A question about multicollinearity for random forests has been asked and answered, but what about boosted trees?
I believe I can answer that, although it is an old one:
Boosted Trees are immune to multicollinearity: https://datascience.stackexchange.com/questions/12554/does-xgboost-handle-multicollinearity-by-itself
See also the newest implementation of Boosted Trees with EBM from Microsoft: https://interpret.ml/docs/ebm.html
The boosting procedure is carefully restricted to train on one feature at a time in round-robin fashion using a very low learning rate so that feature order does not matter. It round-robin cycles through features to mitigate the effects of co-linearity and to learn the best feature function for each feature to show how each feature contributes to the model’s prediction for the problem.
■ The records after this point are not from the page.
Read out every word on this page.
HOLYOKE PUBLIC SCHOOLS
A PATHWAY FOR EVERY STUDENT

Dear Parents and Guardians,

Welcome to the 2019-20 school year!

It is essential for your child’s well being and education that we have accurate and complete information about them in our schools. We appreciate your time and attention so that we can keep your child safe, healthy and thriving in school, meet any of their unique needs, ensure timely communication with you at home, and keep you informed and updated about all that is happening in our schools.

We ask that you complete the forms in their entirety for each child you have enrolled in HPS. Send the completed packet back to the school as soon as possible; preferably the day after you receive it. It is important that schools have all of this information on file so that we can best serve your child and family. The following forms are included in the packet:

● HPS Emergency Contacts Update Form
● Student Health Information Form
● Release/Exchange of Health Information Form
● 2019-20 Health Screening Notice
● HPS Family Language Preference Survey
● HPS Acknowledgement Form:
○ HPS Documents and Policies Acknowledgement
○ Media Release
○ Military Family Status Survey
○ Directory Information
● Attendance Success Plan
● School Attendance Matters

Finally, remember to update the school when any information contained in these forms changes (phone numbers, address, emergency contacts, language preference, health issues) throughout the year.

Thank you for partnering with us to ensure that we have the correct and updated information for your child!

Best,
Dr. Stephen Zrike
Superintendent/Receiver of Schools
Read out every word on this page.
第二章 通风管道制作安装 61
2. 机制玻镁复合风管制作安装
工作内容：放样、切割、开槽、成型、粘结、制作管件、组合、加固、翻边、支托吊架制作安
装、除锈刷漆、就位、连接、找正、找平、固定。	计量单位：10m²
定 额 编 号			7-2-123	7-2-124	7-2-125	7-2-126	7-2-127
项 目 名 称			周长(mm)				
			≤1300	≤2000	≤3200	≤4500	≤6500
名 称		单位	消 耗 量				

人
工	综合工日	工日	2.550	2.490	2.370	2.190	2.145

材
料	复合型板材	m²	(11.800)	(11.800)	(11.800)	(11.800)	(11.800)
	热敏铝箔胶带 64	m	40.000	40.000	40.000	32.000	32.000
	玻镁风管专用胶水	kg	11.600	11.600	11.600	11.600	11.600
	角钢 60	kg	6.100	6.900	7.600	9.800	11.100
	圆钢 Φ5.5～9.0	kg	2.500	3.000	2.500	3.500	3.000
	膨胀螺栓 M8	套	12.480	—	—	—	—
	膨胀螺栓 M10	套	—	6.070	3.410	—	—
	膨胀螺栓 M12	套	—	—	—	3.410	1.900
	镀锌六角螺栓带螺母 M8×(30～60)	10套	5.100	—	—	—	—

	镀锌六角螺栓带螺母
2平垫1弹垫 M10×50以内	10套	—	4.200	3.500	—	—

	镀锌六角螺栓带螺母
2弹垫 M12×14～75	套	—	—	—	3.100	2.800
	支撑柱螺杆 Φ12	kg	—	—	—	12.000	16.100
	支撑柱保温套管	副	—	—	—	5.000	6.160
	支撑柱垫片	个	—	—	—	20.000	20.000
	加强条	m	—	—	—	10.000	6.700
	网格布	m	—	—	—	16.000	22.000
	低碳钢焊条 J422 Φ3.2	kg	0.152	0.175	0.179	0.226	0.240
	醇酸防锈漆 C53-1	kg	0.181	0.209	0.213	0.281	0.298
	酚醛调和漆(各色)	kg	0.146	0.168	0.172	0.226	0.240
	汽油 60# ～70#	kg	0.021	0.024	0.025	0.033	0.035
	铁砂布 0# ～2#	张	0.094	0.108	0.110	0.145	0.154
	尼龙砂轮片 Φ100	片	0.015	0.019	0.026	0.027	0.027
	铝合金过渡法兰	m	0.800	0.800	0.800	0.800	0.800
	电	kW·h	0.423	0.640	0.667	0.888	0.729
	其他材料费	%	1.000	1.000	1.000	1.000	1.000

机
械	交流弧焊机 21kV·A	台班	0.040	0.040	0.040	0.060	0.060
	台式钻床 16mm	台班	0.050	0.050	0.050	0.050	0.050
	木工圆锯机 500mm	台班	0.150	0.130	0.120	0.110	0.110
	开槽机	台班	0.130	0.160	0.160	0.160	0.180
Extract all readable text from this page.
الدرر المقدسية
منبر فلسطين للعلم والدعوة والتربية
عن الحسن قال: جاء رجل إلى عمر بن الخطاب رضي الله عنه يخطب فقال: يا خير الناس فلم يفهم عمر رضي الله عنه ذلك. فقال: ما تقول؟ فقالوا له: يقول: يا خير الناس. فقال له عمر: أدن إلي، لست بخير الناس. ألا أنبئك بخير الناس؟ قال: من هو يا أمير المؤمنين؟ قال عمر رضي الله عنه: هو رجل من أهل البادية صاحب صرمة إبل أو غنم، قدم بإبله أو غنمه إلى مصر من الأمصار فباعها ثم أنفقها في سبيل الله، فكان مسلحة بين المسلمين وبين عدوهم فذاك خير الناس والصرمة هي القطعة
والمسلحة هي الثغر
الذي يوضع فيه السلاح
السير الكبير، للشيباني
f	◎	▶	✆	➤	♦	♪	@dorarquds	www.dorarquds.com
But! As you can see from the first link. The second answer there highlights, that boosted trees can not work out multicollinearity when it comes to inference or feature importance.
Boosted Trees do not know, if you for example have added a second feature which is just perfectly linearly dependent from another. The Trees will just say that both features (the original one and the artifical one) are now important maybe they will share the feature importance. just make a simple experiment on that. You will see they can not deal with multicoll. in terms of yeah lets say causality.
If you would want such a thing you first need to aggregate features or do a regularization method.
I made an experiment examining the explanatory part of the multicollinearity in boostes trees and gams and decision trees. While for prediction, multicollinearity has no effect, the explanatory part is highly influenced by it. So far, only the EBM offers a handling of multicollinearity due to its round robin procedure.